E così il dibattito politico, il Fuorisalone, gli incontri online, le relazioni sentimentali e le relazioni tutte si esauriscono con l’esaurirsi all’aver partecipato, in funzione assoluta dell’istante; massima importanza un minuto prima dell’evento, massima dimenticanza il minuto dopo, con i soliti avanzi di polemica all’italiana. Come la partita di un videogioco, non ha senso giocare una volta sola ma ha senso solo giocare continuamente; il vortice cresce e prosegue.

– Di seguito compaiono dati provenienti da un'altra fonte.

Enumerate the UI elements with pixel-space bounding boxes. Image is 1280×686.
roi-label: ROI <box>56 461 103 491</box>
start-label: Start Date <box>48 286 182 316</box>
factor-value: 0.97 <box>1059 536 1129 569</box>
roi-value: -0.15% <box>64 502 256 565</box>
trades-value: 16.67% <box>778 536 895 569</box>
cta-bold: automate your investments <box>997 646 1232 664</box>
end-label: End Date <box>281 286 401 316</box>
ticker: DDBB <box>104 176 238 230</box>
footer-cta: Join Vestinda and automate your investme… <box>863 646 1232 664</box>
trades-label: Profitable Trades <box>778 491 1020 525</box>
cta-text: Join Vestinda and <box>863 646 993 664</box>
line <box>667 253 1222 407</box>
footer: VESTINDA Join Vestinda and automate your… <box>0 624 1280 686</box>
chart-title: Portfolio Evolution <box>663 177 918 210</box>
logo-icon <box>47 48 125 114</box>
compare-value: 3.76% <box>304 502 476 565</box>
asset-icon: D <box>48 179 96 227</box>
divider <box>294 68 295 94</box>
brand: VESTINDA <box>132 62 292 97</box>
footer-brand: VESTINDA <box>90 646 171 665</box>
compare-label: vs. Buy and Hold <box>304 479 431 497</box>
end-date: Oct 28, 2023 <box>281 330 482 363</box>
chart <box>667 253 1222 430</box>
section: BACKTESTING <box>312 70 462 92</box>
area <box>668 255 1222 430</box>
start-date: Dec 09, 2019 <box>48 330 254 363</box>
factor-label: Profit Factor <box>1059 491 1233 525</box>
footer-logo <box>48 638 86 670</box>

Tendenze e modalità nuove ma già ben collaudate, destinate ad accentuare il loro effetto con l’adultizzarsi dei nativi digitali.

Per i nostri figli o fratelli minori infatti tali fenomeni non saranno solo tendenze circoscritte alla città di Milano e ai suoi eventi, ma un vero e proprio sentimento del tempo dove cultura vigente, gusto estetico e commerci si abbracceranno sinergicamente, e si confonderanno rendendo obsoleta la classica distinzione in categorie.

Sorge spontanea un’ultima considerazione: in questa esaltante rincorsa al progresso, quanta parte di questa nuova cultura di fondo viene veramente scorta da organizzatori e partecipanti? Oltre le analisi socio-economiche ed estetizzazioni varie, aggregatori come Fuorisalone od Expo sono davvero situazioni ontologicamente differenti, per esempio, da un informale incontro al bar?

Ho la netta sensazione che tali manifestazioni abbiano seguito ideologico solo nelle cucine stellate, in qualche laboratorio di interior design sui navigli o nella direzione marketing di qualche ufficio; e che in generale il problema ontologico non si ponga, perché non è commerciabile, non si mangia e non si tocca.

Ho la netta sensazione che ai più non si consegni nient’altro che il ricordo di una piacevole giornata e qualche foto scattata in compagnia; che alla nostra città non si lasci niente altro che denaro circolante nelle tasche di chi ci ha guadagnato, istituzione pubblica o privata che sia, e immensi spazi lasciati in abbandono.

Non si lascerà che l’immobile attesa di qualche altra luce della ribalta che ci faccia di nuovo sentire importanti, di un qualcosa di nuovo da cucire sulla bocca di tutti.